Women’s presence drops significantly in recreation areas

Following a series of restrictions imposed by the Taliban, the number of women in Kabul’s recreation areas and parks, whether accompanied by friends, colleagues, or family members, has decreased significantly.

Among the other restrictions are the segregation of recreation areas for men and women, as well as the allocation of specific days for men and women.

Under the previous administration, the Bagh-e-Babur recreation area saw a large number of male and female visitors every day, but it is now nearly empty. It has also been divided into two sections, one for men and one for women.

An employee of the park said on condition of anonymity that the number of visitors, especially women, has been reduced due to economic problems and Taliban restrictions.

He said that dozens of families used to visit the area in the past, but the number has reduced to just 5 to 10 families a day right now.

In two other recreation areas, including the Kabul Zoo, the number of visitors is the same as in other places.

A Kabul resident who visited the Zazai park in the southern parts of Kabul said that the area was closed at 8 pm but was previously open until midnight.

The all-female Shahr Ara recreation area in Kabul, where women ran dozens of shops and businesses, has been closed over the last year. Part of the place has been allocated for a tailoring workshop for women, where a small number of female students are learning tailoring and religious subjects.

Moreover, big recreation areas like Qargha Lake, Paghman, and Shakardara in the eastern and northern parts of Kabul have been separated for male and female visitors.

In a letter, the Taliban’s vice and virtue office has also asked its members to make sure they are unarmed and without uniforms when visiting these places.

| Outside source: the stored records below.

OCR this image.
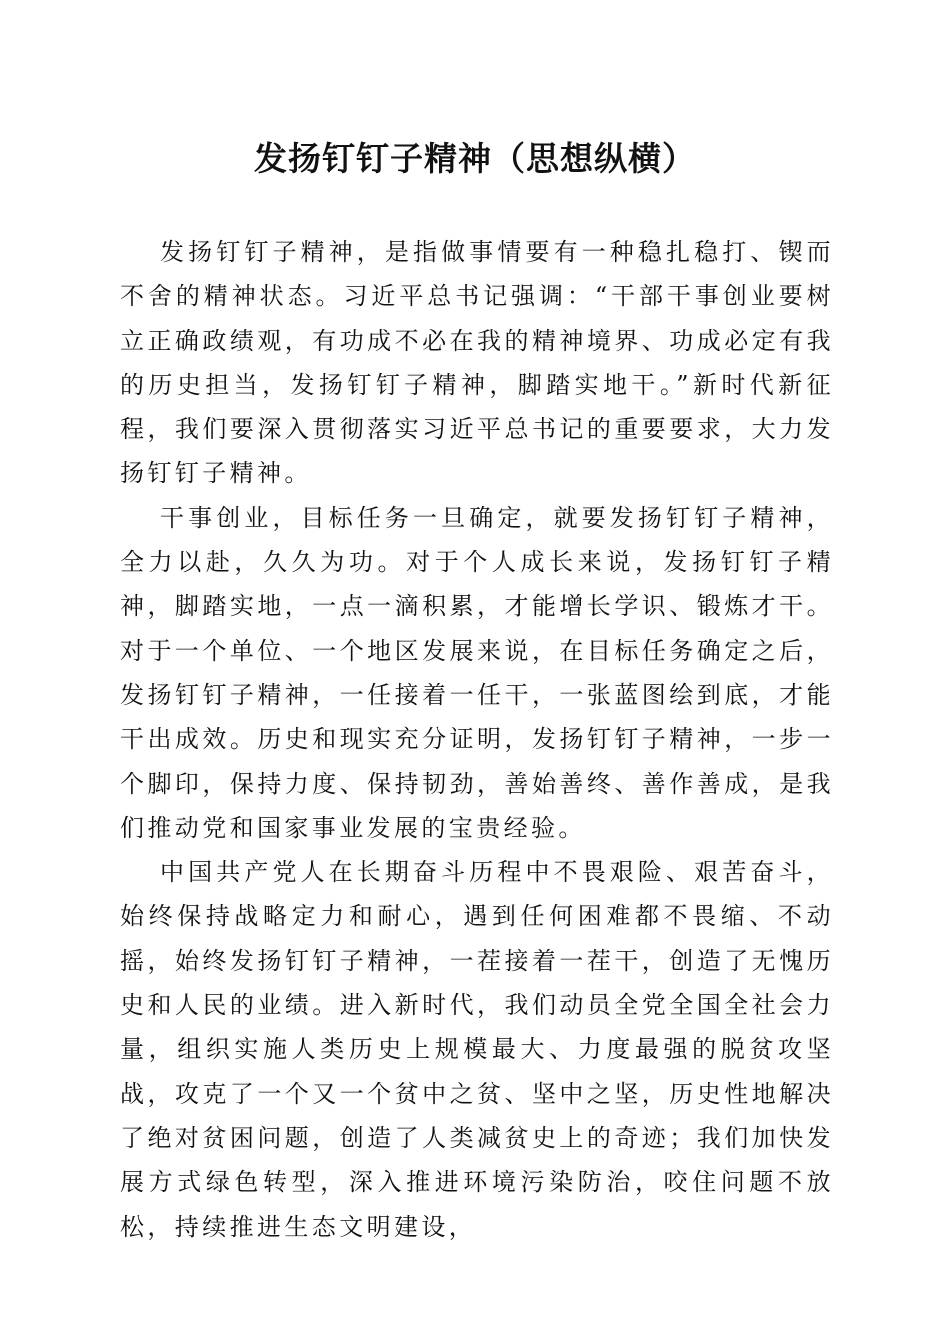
发扬钉钉子精神（思想纵横）

发扬钉钉子精神，是指做事情要有一种稳扎稳打、锲而不舍的精神状态。习近平总书记强调：“干部干事创业要树立正确政绩观，有功成不必在我的精神境界、功成必定有我的历史担当，发扬钉钉子精神，脚踏实地干。”新时代新征程，我们要深入贯彻落实习近平总书记的重要要求，大力发扬钉钉子精神。

干事创业，目标任务一旦确定，就要发扬钉钉子精神，全力以赴，久久为功。对于个人成长来说，发扬钉钉子精神，脚踏实地，一点一滴积累，才能增长学识、锻炼才干。对于一个单位、一个地区发展来说，在目标任务确定之后，发扬钉钉子精神，一任接着一任干，一张蓝图绘到底，才能干出成效。历史和现实充分证明，发扬钉钉子精神，一步一个脚印，保持力度、保持韧劲，善始善终、善作善成，是我们推动党和国家事业发展的宝贵经验。

中国共产党人在长期奋斗历程中不畏艰险、艰苦奋斗，始终保持战略定力和耐心，遇到任何困难都不畏缩、不动摇，始终发扬钉钉子精神，一茬接着一茬干，创造了无愧历史和人民的业绩。进入新时代，我们动员全党全国全社会力量，组织实施人类历史上规模最大、力度最强的脱贫攻坚战，攻克了一个又一个贫中之贫、坚中之坚，历史性地解决了绝对贫困问题，创造了人类减贫史上的奇迹；我们加快发展方式绿色转型，深入推进环境污染防治，咬住问题不放松，持续推进生态文明建设，
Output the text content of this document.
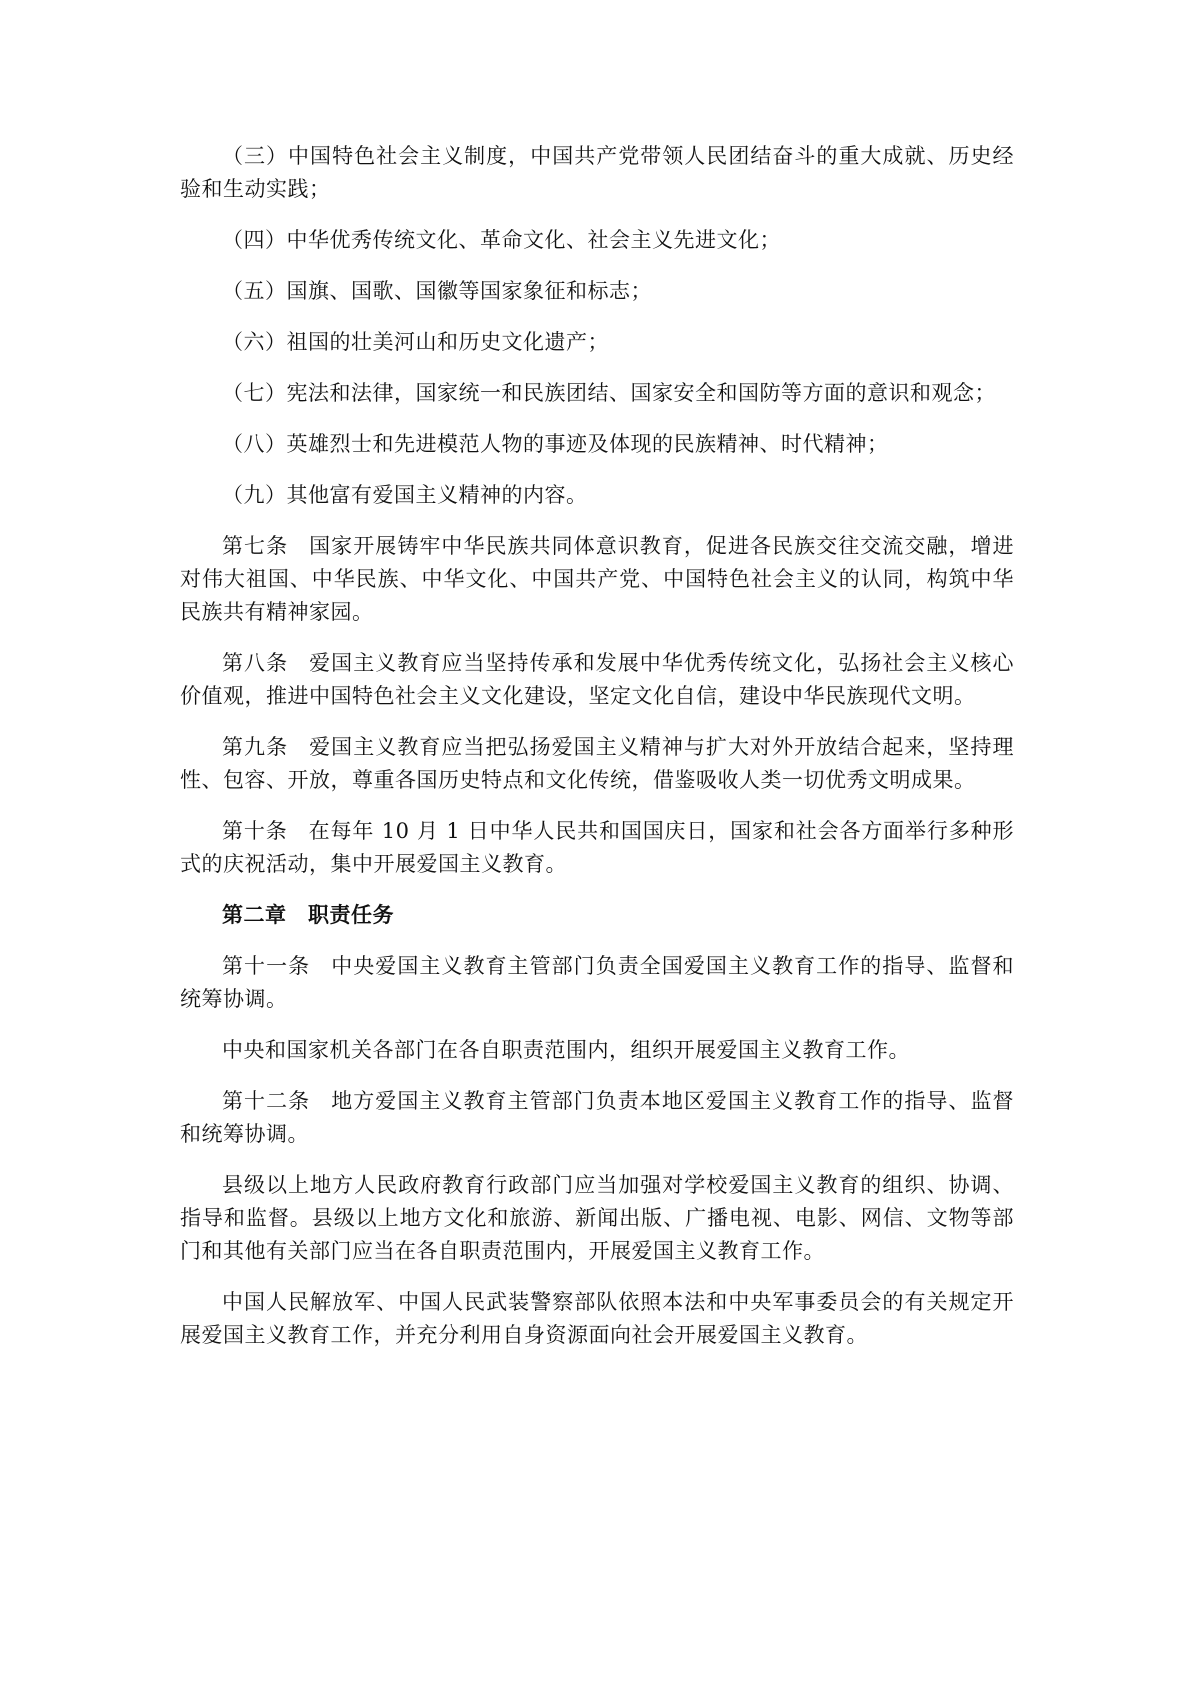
（三）中国特色社会主义制度，中国共产党带领人民团结奋斗的重大成就、历史经验和生动实践；

（四）中华优秀传统文化、革命文化、社会主义先进文化；

（五）国旗、国歌、国徽等国家象征和标志；

（六）祖国的壮美河山和历史文化遗产；

（七）宪法和法律，国家统一和民族团结、国家安全和国防等方面的意识和观念；

（八）英雄烈士和先进模范人物的事迹及体现的民族精神、时代精神；

（九）其他富有爱国主义精神的内容。

第七条 国家开展铸牢中华民族共同体意识教育，促进各民族交往交流交融，增进对伟大祖国、中华民族、中华文化、中国共产党、中国特色社会主义的认同，构筑中华民族共有精神家园。

第八条 爱国主义教育应当坚持传承和发展中华优秀传统文化，弘扬社会主义核心价值观，推进中国特色社会主义文化建设，坚定文化自信，建设中华民族现代文明。

第九条 爱国主义教育应当把弘扬爱国主义精神与扩大对外开放结合起来，坚持理性、包容、开放，尊重各国历史特点和文化传统，借鉴吸收人类一切优秀文明成果。

第十条 在每年 10 月 1 日中华人民共和国国庆日，国家和社会各方面举行多种形式的庆祝活动，集中开展爱国主义教育。

第二章　职责任务

第十一条 中央爱国主义教育主管部门负责全国爱国主义教育工作的指导、监督和统筹协调。

中央和国家机关各部门在各自职责范围内，组织开展爱国主义教育工作。

第十二条 地方爱国主义教育主管部门负责本地区爱国主义教育工作的指导、监督和统筹协调。

县级以上地方人民政府教育行政部门应当加强对学校爱国主义教育的组织、协调、指导和监督。县级以上地方文化和旅游、新闻出版、广播电视、电影、网信、文物等部门和其他有关部门应当在各自职责范围内，开展爱国主义教育工作。

中国人民解放军、中国人民武装警察部队依照本法和中央军事委员会的有关规定开展爱国主义教育工作，并充分利用自身资源面向社会开展爱国主义教育。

Bowling clubs in Kabul were once popular gathering places for families, men and women, but these establishments now have a small number of visitors.

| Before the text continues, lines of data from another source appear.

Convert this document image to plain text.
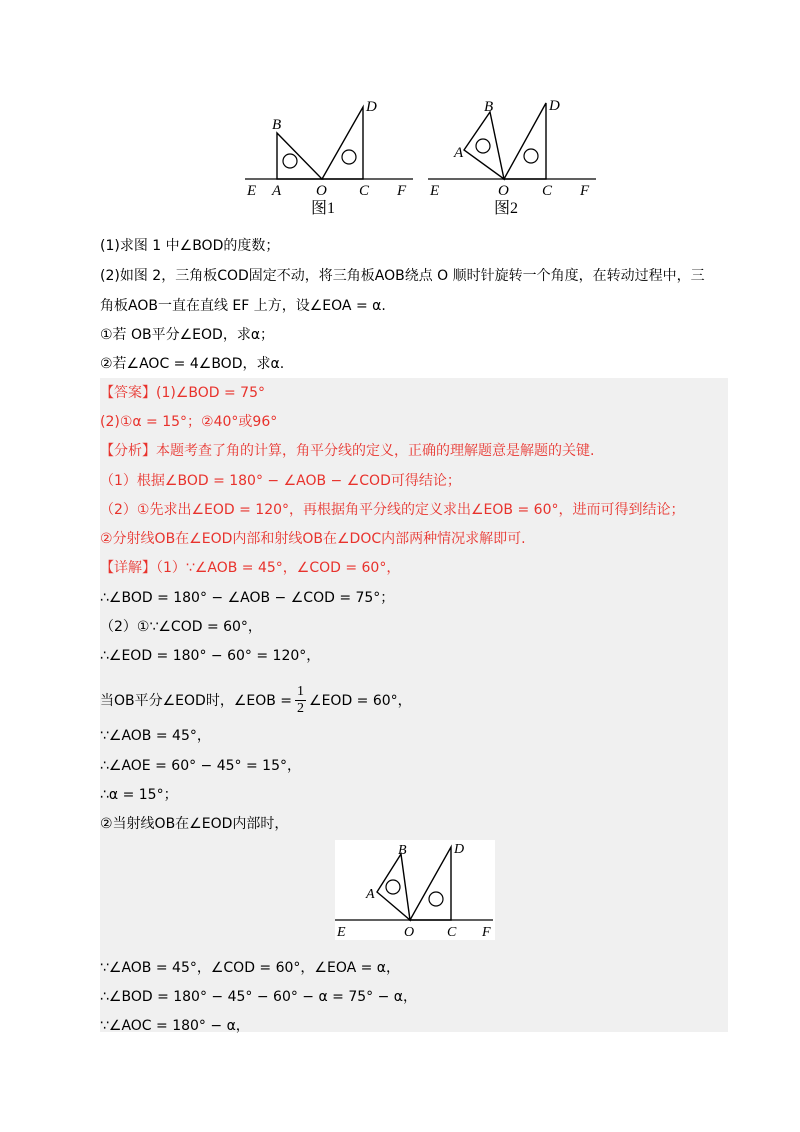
B
D
E A O C F
图1
B
A
D
E	O C F
图2
(1)求图 1 中∠BOD的度数；
(2)如图 2，三角板COD固定不动，将三角板AOB绕点 O 顺时针旋转一个角度，在转动过程中，三
角板AOB一直在直线 EF 上方，设∠EOA = α.
①若 OB平分∠EOD，求α；
②若∠AOC = 4∠BOD，求α.
【答案】(1)∠BOD = 75°
(2)①α = 15°；②40°或96°
【分析】本题考查了角的计算，角平分线的定义，正确的理解题意是解题的关键.
（1）根据∠BOD = 180° − ∠AOB − ∠COD可得结论；
（2）①先求出∠EOD = 120°，再根据角平分线的定义求出∠EOB = 60°，进而可得到结论；
②分射线OB在∠EOD内部和射线OB在∠DOC内部两种情况求解即可.
【详解】（1）∵∠AOB = 45°，∠COD = 60°，
∴∠BOD = 180° − ∠AOB − ∠COD = 75°；
（2）①∵∠COD = 60°，
∴∠EOD = 180° − 60° = 120°，
当OB平分∠EOD时，∠EOB = $\frac{1}{2}$ ∠EOD = 60°，
∵∠AOB = 45°，
∴∠AOE = 60° − 45° = 15°，
∴α = 15°；
②当射线OB在∠EOD内部时，
B
A
D
E	O C F
∵∠AOB = 45°，∠COD = 60°，∠EOA = α，
∴∠BOD = 180° − 45° − 60° − α = 75° − α，
∵∠AOC = 180° − α，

A women’s rights activist said that the Taliban is focusing on imposing restrictions on women’s presence in society instead of concentrating on economic projects and boosting the job market for the people as poverty is massively on the rise.

“The Taliban has been the main hub for promoting violence and oppression… Family, recreational places, going to parties and for fun are against the ideology of the Taliban,” said Monisa, an activist.

The restrictions imposed by the Taliban are not confined to Kabul. A bunch of new restrictions has been imposed on women’s presence at the Blue Mosque in Mazar-e-Sharif city in northern Balkh province, where the historical and religious site is located, something that has not happened before in the country.

Based on a new rule imposed by the Taliban, women will be allowed to visit the Blue Mosque once a week while they have been banned from visiting the shrine on other days of the week.

Another requirement is full body coverage or wearing a burqa; otherwise, women will not be allowed to enter the Blue Mosque, according to women.